Another annual survey of UK business expectations, conducted by the University of Strathclyde's Fraser of Allander Institute for the Aberdeen & Grampian Chamber of Commerce, reflected a sharp contrast between responses received before the announcement and those received after. "This is the first empirical data I have seen to demonstrate the very tangible damage which the Westminster government's so-called 'tax raid' has had upon investor confidence around the North Sea," said Bob Ruddiman, head of energy at the law firm McGrigors, which sponsored the survey. "The research clearly highlights the divergence in attitude between respondents who completed the survey before and after the changes were announced." Robert Collier, chief executive of the chamber, also noted the midsurvey shift in industry attitude, adding, "Trust between the industry and government is now at an all-time low."

Reduced investment

At the University of Aberdeen, Alex Kemp and Linda Stephen published results of a study showing "substantial long-term reductions in field investment and oil-gas production which will result from the increased tax rates announced in Budget 2011." Depending on future oil and gas prices, the researchers found, the tax changes will lower the number of new-field and project developments over the next 30 years by 79-123 out of more than 350 undeveloped discoveries and "very many potential incremental projects." It will cut oil and gas production by 2.25-2.7 billion boe, according to the study.
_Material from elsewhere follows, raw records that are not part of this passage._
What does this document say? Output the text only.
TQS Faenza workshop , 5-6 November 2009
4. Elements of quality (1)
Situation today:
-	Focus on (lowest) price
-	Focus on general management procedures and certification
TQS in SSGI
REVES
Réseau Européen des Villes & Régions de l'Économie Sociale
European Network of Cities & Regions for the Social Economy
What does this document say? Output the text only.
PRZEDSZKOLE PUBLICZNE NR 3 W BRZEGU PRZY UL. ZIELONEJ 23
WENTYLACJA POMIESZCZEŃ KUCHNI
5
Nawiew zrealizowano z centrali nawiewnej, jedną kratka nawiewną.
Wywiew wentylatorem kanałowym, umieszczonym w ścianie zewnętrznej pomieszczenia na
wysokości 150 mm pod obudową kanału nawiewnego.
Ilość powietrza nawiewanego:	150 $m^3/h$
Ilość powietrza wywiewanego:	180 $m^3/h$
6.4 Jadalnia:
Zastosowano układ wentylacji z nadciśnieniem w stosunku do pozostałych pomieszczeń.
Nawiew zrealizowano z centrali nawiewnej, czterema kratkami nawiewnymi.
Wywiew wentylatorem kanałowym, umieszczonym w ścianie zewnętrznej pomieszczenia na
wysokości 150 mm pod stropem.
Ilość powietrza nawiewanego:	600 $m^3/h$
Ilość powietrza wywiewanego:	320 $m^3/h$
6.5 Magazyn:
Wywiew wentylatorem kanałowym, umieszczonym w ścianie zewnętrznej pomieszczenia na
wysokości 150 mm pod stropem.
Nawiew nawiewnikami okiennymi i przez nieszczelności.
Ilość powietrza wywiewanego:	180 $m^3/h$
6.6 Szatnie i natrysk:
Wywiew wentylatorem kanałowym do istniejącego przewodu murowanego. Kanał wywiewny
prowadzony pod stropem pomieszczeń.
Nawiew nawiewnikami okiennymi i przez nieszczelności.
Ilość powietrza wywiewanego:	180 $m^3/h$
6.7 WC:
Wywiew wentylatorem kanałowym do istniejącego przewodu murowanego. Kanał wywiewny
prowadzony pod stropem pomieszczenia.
In the low price scenario, total tax revenue over the assessment period falls by £12.7 billion; in the high-price scenario it rises by £51.6 billion. "These changes are clearly substantial and will inhibit the attainment of maximum economic recovery from the UK Continental Shelf," says a university press release.

The UK government will regret its shock strangulation of an industry crucial to the national economy. Other countries contemplating similar mistakes should watch and learn.